Une moisson pas comme les autres
Dominique Liboiron

Une moisson pas comme les autres

J’avais le goût depuis des années de me lancer dans une aventure agricole : la moisson des betteraves à sucre. Pour ce faire, direction le sud de l’Alberta.

Je me suis trouvé un emploi dans une ferme près de Lethbridge. Le fermier m’a embauché pour conduire un des camions. Nous avons ainsi commencé la récolte le 3 octobre.

Lors de ma première journée, alors que je commence à m’habituer au semi-remorque à dix-huit roues, un souvenir rejaillit : j’ai 17 ans et je suis au volant d’un vieux camion à grain près de Gravelbourg.

Mon oncle Michel est assis côté passager et me montre comment recevoir une cargaison de blé. « Enligne-toi avec la combine », me dit-il de sa voix rauque en raison d’une décennie de cigarettes Player’s Light. « Pis garde la même vitesse. C’est comme une danse. »

Le souvenir retourne au fond de mon esprit et je me concentre sur le présent. Je m’avance et j’enligne le camion pour recevoir une charge de betteraves. Par contre, cette fois, il n’y a pas de combine. À la place, il y a une arracheuse. Elle déterre les betteraves et les envoie dans la remorque du camion par tapis roulant.

Mon oncle Michel m’a bien préparé pour le blé, mais les betteraves sont une autre paire de manches. Les feuilles gardent le sol humide, pour ne pas dire boueuse. En m’approchant de l’arracheuse, mes pneus patinent. Si je presse sur le gaz, même juste un peu, mes pneus perdent toute traction. Ici, la danse est au niveau de la pédale. Je la guide avec la plus subtile des pressions.

Bientôt, le conducteur de l’arracheuse me fait signe que ma remorque est pleine de betteraves. Je peux aller les décharger. Je me prépare pour faire quelque chose qu’on ne ferait jamais dans un champ de blé.

Je gagne de la vitesse en appuyant doucement sur la pédale. Je prends de l’élan. Le moteur force sous le poids de sa cargaison. Ma concentration s’intensifie. Le moteur approche son maximum. J’ai besoin de tout l’élan possible car je vais changer de vitesse.

En raison du sol trempé, si je manque mon coup le camion va caler et le fermier aura à me remorquer. Nous gardons dans le champ un tracteur pour cela, mais par fierté je ne veux pas m’en servir. Je veux faire honneur à mon oncle qui, lui, n’en aurait pas eu besoin.
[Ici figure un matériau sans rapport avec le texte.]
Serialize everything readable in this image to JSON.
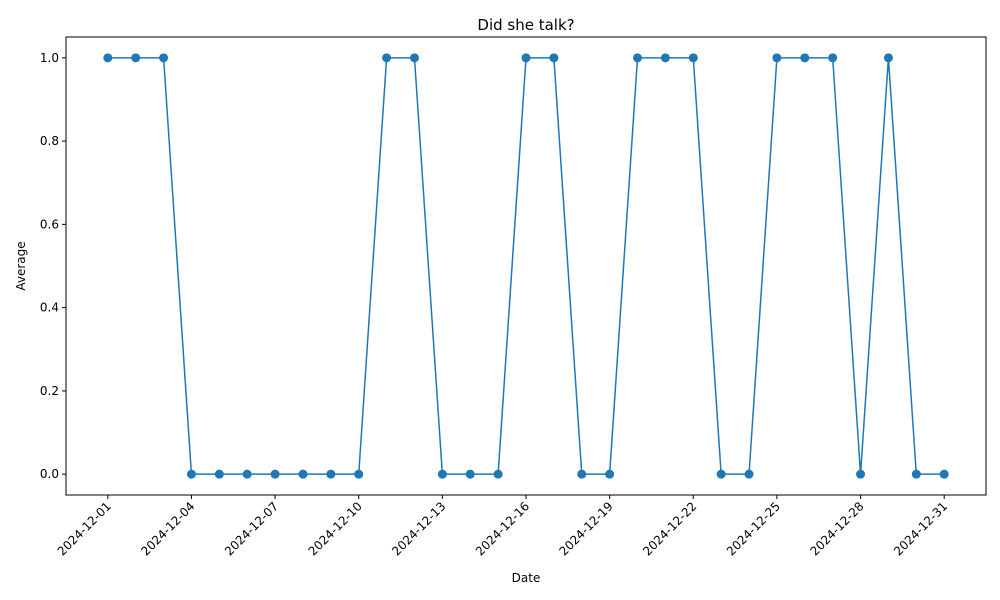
{
  "chart_data": {
    "type": "line",
    "title": "Did she talk?",
    "xlabel": "Date",
    "ylabel": "Average",
    "ylim": [
      -0.05,
      1.05
    ],
    "y_ticks": [
      "0.0",
      "0.2",
      "0.4",
      "0.6",
      "0.8",
      "1.0"
    ],
    "y_tick_values": [
      0.0,
      0.2,
      0.4,
      0.6,
      0.8,
      1.0
    ],
    "x_ticks": [
      "2024-12-01",
      "2024-12-04",
      "2024-12-07",
      "2024-12-10",
      "2024-12-13",
      "2024-12-16",
      "2024-12-19",
      "2024-12-22",
      "2024-12-25",
      "2024-12-28",
      "2024-12-31"
    ],
    "x_tick_days": [
      1,
      4,
      7,
      10,
      13,
      16,
      19,
      22,
      25,
      28,
      31
    ],
    "xlim_days": [
      -0.5,
      32.5
    ],
    "x": [
      1,
      2,
      3,
      4,
      5,
      6,
      7,
      8,
      9,
      10,
      11,
      12,
      13,
      14,
      15,
      16,
      17,
      18,
      19,
      20,
      21,
      22,
      23,
      24,
      25,
      26,
      27,
      28,
      29,
      30,
      31
    ],
    "series": [
      {
        "name": "Average",
        "color": "#1f77b4",
        "values": [
          1,
          1,
          1,
          0,
          0,
          0,
          0,
          0,
          0,
          0,
          1,
          1,
          0,
          0,
          0,
          1,
          1,
          0,
          0,
          1,
          1,
          1,
          0,
          0,
          1,
          1,
          1,
          0,
          1,
          0,
          0
        ]
      }
    ]
  }
}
Le moteur hurle. Je change de vitesse un peu trop rapidement et la transmission gronde son mécontentement. Mais je ne lâche pas : une autre vitesse, puis une autre. Là, des mottes de terre et de boue giclent partout. Je dois conduire en maniaque pour nettoyer les roues. Sinon, les voisins vont se plaindre de toute la boue sur le chemin à la sortie du champ. Le fermier m’a dit qu’il veut que je conduise comme ça.

Je bondis à travers le champ et, avant de frapper les bosses, je tiens mon pied serré sous l’embrayage pour rester dans mon siège. 

Arrivé sur le chemin, je souhaite que Michel soit encore avec nous. Au revoir, mon oncle, merci pour tout ! Je ne t’oublierai jamais.